Pay attention to your footwear
Some people assume that an insulated, waterproof boot or shoe is the best footwear for winter. However, if you wear an insulated, vapor-tight shoe or boot, you'll sweat and end up with cold, clammy feet. You can even get frostbite if you're wearing that warm shoe, Tipton says, though if your feet are cold and wet for many hours, you're more likely to get a non-freezing cold injury, such as trench foot, which can be a major problem. .
So make sure you choose vapor permeable footwear for your winter workouts. And if you're going to be walking, running, or hiking where there's a lot of ice, wear traction boots or snowshoes.
Drink drink drink
Dehydration is not just a phenomenon of hot weather. In fact, it can be more of a concern when the temperature drops. This is because you breathe in frozen air and then heat and moisten it in your lungs before exhaling 100% of the water vapor. According to Tipton, you can lose up to 2-3 liters of fluid per hour and become seriously dehydrated. And what's worse, the cold decreases thirst by up to 40%, so you may not even realize you're getting dehydrated.

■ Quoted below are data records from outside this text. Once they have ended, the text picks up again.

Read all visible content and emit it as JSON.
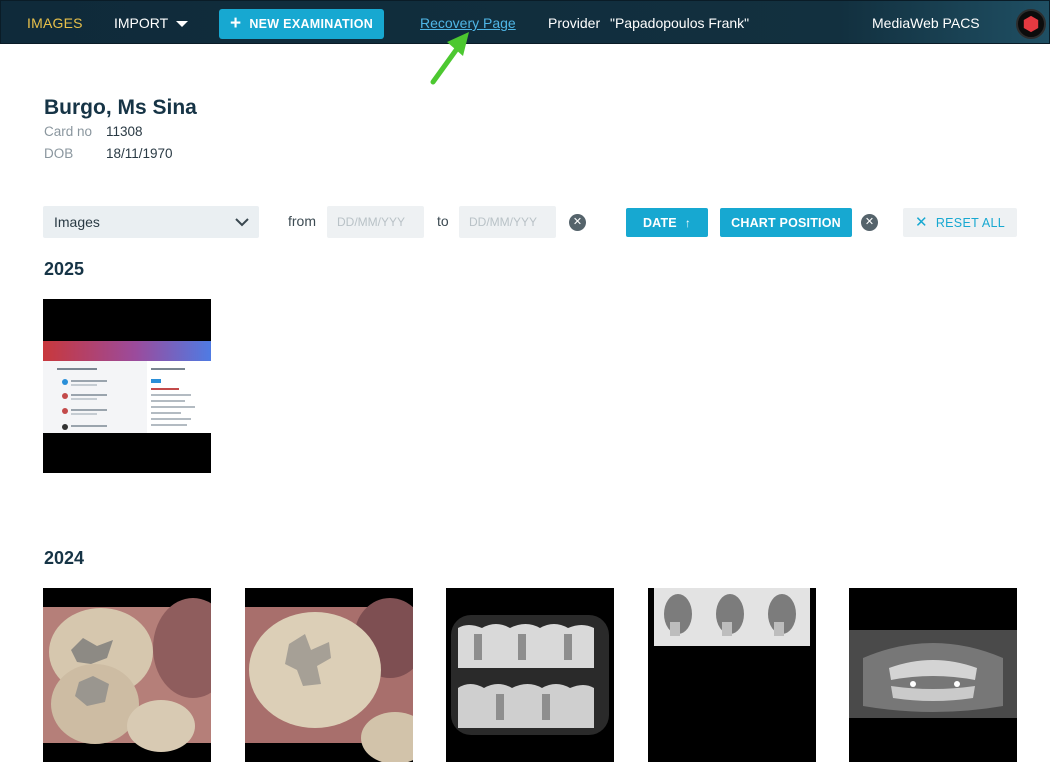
{
  "nav": {
    "images": "IMAGES",
    "import": "IMPORT",
    "new_examination": "NEW EXAMINATION",
    "recovery_page": "Recovery Page",
    "provider_label": "Provider",
    "provider_name": "\"Papadopoulos Frank\"",
    "app_name": "MediaWeb PACS"
  },
  "patient": {
    "name": "Burgo, Ms Sina",
    "card_label": "Card no",
    "card_value": "11308",
    "dob_label": "DOB",
    "dob_value": "18/11/1970"
  },
  "filters": {
    "type_selected": "Images",
    "from_label": "from",
    "to_label": "to",
    "date_placeholder": "DD/MM/YYY",
    "sort_date": "DATE",
    "chart_position": "CHART POSITION",
    "reset_all": "RESET ALL"
  },
  "sections": [
    {
      "year": "2025"
    },
    {
      "year": "2024"
    }
  ],
  "colors": {
    "accent": "#17a8d1",
    "nav_bg": "#12303f",
    "active_nav": "#e8c04a",
    "annotation_arrow": "#4cc830"
  }
}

It is best to drink before, during and after exercise. "Sip water often, don't drink it all in one gulp," says Sue Hitzmann, a therapist and connective tissue specialist in New York. "If you drink more consistently and more frequently, your cells stay more hydrated and will transport nutrients more efficiently."
Drinking 10 ounces, or 293 milliliters, of water every 30 minutes is the recommendation of Dr. Mark Slabaugh, an orthopedic and sports medicine surgeon at Mercy Medical Center in Baltimore. "However, increasing wind chill requires even greater fluid intake," he says.
Get energy properly
If you're going to be exercising in the cold for more than an hour, it's important to eat some snacks to keep your blood sugar levels up. Some possibilities: a peanut butter sandwich, trail mix, or an energy bar.

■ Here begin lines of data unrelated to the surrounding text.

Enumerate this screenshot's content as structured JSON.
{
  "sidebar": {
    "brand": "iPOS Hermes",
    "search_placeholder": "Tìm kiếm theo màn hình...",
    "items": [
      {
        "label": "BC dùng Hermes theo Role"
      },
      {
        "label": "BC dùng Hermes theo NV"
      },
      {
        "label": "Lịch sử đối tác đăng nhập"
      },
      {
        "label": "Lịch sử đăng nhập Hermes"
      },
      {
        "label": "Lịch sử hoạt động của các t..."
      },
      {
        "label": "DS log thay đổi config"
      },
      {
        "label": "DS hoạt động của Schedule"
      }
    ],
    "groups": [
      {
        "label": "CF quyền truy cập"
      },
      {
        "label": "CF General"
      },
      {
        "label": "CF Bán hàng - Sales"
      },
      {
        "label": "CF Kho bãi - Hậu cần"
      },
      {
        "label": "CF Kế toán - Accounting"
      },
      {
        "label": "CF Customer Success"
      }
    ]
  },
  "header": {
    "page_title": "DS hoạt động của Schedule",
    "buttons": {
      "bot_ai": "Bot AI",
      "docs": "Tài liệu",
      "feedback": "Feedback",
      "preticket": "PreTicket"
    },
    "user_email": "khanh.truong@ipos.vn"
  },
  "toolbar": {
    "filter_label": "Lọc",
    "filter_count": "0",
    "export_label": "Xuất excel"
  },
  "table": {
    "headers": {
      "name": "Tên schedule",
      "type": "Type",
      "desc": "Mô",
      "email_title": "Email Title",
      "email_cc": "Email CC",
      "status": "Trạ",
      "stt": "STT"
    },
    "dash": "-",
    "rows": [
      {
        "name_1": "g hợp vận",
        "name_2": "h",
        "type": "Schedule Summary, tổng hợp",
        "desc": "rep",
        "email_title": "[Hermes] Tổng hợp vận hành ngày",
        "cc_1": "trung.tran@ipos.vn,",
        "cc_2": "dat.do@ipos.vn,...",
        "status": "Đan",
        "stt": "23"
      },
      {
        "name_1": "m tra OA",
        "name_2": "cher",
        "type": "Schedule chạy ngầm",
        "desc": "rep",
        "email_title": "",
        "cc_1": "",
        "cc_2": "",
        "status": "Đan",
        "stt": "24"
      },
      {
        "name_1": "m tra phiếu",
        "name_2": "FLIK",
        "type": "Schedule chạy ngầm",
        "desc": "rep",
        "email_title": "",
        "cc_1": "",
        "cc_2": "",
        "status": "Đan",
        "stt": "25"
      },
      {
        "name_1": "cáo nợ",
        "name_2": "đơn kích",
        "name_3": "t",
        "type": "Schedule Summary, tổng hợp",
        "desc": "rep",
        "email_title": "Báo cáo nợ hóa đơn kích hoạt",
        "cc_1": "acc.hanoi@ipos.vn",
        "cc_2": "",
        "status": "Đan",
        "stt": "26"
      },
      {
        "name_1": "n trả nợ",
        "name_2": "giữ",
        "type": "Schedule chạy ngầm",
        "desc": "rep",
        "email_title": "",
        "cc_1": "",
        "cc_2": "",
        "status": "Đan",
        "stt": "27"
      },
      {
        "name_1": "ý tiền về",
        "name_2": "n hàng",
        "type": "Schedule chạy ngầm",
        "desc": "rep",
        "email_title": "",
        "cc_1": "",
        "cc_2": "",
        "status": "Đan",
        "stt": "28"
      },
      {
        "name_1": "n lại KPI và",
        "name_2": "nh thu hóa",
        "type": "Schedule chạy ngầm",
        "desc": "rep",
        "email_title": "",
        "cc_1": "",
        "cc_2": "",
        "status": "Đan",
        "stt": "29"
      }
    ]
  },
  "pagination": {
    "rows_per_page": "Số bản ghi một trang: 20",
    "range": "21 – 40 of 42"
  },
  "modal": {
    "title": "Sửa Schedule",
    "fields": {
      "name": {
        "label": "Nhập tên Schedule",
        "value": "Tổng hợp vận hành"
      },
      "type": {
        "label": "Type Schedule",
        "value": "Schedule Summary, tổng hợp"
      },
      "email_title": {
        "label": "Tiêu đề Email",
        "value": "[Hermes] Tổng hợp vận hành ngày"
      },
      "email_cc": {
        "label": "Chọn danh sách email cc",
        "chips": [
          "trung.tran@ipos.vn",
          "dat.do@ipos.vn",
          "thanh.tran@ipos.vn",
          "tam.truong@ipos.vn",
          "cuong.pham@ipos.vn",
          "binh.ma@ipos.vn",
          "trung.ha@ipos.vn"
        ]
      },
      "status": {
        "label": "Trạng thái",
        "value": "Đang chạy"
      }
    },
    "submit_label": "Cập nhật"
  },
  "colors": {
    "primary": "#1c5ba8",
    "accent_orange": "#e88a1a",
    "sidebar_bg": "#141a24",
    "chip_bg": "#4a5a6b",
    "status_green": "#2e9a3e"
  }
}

"If your blood sugar drops too low, you'll lose your ability to shiver and your perception of cold," says Tipton. "You'll tend to think you're hotter than you are."
Stretch before and after exercising
Stretching is even more important during the cold winter months, when your muscles contract to conserve heat, making them tighter and more prone to injury, said Jorden Gold, founder of Stretch Zone, a chain of stretching facilities. professionally assisted stretching, and adjunct professor at the Educating Hands School of Massage.
"Think of your muscle like candy," he says. "A cold candy stick would tear or break if you tried to quickly bend or stretch it before warming it up in your hands first."
Stretching in winter is even more important.
Gold recommends performing dynamic warm-up stretches, such as leg kicks or arm circles, for at least 10 minutes when the temperature drops to 45°F or 7°C. Add five minutes to that for every 10 degrees cooler. After exercise, doing some static cool-down stretches, which refers to holding a position for 30 seconds or more, will help lower your heart rate and relax your muscles, as well as improve your range of motion and flexibility for future workouts.